1)      Right, the npe is caused by the exception returning null when we call 
getMessage().  In TIKA-1605, we modified all code in the project to check for 
null returned by getMessage().  So, in the "fixed" version, you'll still get 
your good old IOException.  I can't tell from your stacktrace what caused the 
IOException.

2)      Y, regular builds of 1.9's app (and other modules) are available via 
Jenkins here: 
https://builds.apache.org/view/Tika/job/tika-trunk-jdk1.7/org.apache.tika$tika-app/

3)      Ok, makes sense.

For kicks, you may want to change opening the file to:
is = TikaInputStream.get(file)
or maybe:
is = TikaInputStream.get(file, metadata)

And you'll want to surround your closing of the IS in a try/catch block.  Or 
use IOUtils.closeQuietly.

Finally, are you able to share the particular file that caused the IOException?
From: Mouthgalya Ganapathy [mailto:mouthgalya.ganapa...@fitchratings.com]
Sent: Thursday, June 04, 2015 10:20 AM
To: Allison, Timothy B.; talli...@apache.org
Cc: user@tika.apache.org; Sauparna Sarkar
Subject: RE: Memory issues with PDF parser

Hi Timothy,
Thanks for the prompt reply.


1.)    Wouldn't fixing the null pointer exception in turn throw the IO 
exception?

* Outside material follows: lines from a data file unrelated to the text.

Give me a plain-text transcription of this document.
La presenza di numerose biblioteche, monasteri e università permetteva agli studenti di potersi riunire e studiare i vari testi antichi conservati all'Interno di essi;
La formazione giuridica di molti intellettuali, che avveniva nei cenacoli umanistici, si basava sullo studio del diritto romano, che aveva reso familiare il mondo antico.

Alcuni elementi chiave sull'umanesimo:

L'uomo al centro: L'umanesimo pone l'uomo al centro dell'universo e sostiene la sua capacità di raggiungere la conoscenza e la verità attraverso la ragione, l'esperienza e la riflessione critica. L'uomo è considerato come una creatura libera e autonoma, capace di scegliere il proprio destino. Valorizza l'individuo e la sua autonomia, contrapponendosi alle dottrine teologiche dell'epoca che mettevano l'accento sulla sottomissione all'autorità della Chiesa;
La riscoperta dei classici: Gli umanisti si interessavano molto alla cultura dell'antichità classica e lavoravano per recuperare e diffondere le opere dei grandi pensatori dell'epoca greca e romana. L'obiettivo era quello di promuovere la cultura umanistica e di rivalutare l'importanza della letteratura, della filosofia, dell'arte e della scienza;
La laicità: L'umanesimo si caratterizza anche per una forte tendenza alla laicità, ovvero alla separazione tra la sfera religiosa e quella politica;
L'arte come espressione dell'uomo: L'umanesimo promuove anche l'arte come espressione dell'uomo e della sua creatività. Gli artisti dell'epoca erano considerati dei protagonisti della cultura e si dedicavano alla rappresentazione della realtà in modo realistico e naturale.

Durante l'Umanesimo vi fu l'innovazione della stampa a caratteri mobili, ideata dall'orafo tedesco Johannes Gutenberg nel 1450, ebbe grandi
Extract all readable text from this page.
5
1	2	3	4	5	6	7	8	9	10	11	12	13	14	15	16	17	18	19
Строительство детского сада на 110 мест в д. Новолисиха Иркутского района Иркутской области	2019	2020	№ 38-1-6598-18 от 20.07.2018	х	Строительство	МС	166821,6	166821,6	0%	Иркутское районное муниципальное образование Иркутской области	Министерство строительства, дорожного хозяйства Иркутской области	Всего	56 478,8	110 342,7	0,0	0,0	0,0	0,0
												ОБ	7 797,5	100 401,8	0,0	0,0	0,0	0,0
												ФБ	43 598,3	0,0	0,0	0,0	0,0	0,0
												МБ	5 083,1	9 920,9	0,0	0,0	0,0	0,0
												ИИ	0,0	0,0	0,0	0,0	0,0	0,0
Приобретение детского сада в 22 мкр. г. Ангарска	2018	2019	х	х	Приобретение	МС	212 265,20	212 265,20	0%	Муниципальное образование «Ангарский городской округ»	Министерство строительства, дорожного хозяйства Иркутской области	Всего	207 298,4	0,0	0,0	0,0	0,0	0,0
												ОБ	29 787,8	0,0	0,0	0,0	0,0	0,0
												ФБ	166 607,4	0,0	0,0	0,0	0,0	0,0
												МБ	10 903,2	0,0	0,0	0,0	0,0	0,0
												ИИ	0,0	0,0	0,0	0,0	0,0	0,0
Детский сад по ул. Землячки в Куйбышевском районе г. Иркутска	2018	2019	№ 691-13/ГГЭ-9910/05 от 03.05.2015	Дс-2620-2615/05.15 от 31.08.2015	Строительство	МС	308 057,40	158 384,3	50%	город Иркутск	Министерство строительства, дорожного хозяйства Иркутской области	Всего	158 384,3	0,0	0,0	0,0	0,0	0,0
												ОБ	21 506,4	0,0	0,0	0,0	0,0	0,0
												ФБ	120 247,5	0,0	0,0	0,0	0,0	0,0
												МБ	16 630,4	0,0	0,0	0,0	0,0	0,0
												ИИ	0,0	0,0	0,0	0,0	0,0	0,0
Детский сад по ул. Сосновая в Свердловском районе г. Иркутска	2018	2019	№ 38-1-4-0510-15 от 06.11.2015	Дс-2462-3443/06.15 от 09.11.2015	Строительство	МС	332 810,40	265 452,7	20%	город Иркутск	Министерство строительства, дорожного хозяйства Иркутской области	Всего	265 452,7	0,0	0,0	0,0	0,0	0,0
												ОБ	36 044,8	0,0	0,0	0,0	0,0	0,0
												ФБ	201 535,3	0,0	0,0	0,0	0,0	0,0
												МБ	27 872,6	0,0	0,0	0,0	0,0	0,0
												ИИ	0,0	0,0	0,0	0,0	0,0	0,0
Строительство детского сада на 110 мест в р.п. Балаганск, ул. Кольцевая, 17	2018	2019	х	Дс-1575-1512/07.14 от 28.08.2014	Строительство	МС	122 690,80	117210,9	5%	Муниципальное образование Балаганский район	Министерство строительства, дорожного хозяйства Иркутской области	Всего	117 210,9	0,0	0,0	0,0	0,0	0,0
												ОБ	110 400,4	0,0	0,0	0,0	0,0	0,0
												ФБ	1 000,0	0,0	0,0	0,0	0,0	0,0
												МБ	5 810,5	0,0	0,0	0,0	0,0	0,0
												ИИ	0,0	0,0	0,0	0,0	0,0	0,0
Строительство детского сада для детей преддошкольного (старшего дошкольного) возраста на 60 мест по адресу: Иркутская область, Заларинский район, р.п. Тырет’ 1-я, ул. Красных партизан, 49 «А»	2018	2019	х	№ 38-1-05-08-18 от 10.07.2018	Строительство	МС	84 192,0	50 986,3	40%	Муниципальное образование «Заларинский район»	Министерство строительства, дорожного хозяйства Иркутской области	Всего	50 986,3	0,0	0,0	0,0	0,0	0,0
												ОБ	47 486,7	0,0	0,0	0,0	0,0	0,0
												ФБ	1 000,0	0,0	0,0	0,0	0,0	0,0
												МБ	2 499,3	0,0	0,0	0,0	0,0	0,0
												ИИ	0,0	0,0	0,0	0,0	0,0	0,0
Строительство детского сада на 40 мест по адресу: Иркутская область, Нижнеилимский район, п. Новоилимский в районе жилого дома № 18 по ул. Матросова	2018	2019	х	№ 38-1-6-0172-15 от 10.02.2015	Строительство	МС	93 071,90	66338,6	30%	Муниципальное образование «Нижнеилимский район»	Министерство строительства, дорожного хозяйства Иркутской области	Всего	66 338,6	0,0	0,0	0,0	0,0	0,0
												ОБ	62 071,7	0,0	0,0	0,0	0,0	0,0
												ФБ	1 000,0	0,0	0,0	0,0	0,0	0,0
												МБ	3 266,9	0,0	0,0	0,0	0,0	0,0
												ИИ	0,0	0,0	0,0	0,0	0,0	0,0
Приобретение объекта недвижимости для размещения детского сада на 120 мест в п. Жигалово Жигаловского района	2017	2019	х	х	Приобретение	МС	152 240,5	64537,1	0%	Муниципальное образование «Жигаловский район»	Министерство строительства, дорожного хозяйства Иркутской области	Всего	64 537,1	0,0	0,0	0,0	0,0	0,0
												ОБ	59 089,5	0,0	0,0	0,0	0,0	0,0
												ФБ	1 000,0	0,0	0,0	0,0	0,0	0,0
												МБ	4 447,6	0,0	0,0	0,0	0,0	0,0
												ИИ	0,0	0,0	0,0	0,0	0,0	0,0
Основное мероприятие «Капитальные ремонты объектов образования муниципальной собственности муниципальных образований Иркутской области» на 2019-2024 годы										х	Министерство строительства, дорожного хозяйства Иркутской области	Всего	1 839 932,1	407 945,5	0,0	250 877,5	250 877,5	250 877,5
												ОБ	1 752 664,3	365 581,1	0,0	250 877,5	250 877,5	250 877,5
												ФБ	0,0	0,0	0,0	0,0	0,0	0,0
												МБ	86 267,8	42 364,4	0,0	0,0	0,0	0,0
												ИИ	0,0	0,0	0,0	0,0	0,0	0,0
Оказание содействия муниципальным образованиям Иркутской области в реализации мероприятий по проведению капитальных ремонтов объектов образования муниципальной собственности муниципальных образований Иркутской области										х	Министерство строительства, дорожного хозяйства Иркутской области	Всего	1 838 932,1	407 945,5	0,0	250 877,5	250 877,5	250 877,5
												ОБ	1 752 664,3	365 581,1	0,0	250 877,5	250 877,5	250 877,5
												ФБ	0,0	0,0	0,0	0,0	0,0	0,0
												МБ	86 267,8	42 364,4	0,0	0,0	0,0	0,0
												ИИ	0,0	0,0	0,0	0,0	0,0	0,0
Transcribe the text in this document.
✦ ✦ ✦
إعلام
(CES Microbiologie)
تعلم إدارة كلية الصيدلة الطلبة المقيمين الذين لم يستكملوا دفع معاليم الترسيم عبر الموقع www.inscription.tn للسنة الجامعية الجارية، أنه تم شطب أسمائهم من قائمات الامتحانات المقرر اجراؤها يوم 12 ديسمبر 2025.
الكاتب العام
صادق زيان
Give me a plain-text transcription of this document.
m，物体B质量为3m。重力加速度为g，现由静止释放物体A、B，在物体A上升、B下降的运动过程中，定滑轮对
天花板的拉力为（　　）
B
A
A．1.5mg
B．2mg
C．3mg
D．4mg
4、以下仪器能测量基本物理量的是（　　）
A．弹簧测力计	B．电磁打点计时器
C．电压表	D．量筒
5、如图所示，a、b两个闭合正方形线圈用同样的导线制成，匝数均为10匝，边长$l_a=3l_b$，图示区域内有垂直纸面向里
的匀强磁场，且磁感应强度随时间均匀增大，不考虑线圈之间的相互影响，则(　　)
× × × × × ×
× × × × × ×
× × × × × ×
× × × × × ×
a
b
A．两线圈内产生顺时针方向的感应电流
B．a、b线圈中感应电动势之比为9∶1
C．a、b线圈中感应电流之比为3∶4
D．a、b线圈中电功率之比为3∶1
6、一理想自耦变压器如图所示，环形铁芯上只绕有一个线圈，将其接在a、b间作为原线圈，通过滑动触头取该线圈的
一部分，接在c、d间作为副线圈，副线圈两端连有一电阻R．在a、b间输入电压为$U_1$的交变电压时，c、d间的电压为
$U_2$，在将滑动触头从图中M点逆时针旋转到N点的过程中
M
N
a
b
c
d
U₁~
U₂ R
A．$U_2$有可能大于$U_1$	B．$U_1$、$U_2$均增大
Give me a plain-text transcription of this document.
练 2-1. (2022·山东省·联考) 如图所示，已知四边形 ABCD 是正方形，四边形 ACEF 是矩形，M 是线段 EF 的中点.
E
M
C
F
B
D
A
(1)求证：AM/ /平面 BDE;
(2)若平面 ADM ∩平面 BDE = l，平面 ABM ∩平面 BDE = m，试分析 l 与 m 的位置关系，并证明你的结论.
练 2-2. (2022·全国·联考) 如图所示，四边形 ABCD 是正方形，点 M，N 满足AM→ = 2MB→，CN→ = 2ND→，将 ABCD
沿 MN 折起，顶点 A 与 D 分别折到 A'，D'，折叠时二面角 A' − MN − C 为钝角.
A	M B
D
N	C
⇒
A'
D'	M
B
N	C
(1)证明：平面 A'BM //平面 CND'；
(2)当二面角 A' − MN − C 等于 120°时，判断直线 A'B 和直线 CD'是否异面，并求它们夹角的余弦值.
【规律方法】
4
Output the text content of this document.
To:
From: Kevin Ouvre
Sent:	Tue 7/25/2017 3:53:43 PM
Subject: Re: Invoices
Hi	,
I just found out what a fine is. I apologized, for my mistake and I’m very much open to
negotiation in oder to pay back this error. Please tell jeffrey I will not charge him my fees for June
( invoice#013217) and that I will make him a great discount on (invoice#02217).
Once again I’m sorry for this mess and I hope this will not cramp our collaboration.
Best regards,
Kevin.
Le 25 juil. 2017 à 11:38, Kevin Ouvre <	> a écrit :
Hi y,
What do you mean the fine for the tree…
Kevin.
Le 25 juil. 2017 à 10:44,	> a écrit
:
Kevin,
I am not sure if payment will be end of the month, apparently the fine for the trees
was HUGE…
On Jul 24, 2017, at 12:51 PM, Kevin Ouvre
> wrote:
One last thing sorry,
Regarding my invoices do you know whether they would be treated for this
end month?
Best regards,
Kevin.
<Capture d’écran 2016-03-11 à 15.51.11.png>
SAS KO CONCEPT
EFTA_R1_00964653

I saw that the null pointer exception was thrown inside the catch 
block of the IO exception? Any root cause for the IO exception??.

Is that also fixed?



I am including the code that threw the null pointer exception in tike 1.8



Exception:
10:53:12,218 ERROR [stderr] (Thread-11 
(HornetQ-client-global-threads-1619682129)) java.lang.NullPointerException
10:53:12,219 ERROR [stderr] (Thread-11 
(HornetQ-client-global-threads-1619682129))    at 
org.apache.tika.parser.pdf.PDFParser.parse(PDFParser.java:158)



Code in the pdf parser:
catch (IOException e) {
            //nonseq parser throws IOException for bad password
            //At the Tika level, we want the same exception to be thrown
            if (e.getMessage().contains("Error (CryptographyException)")) {
                metadata.set("pdf:encrypted", Boolean.toString(true));
                throw new EncryptedDocumentException(e);
            }


2.)    Do you have a snapshot or beta version of tika 1.9 that I could try with 
our pdf corpus? It would also help in your developer testing.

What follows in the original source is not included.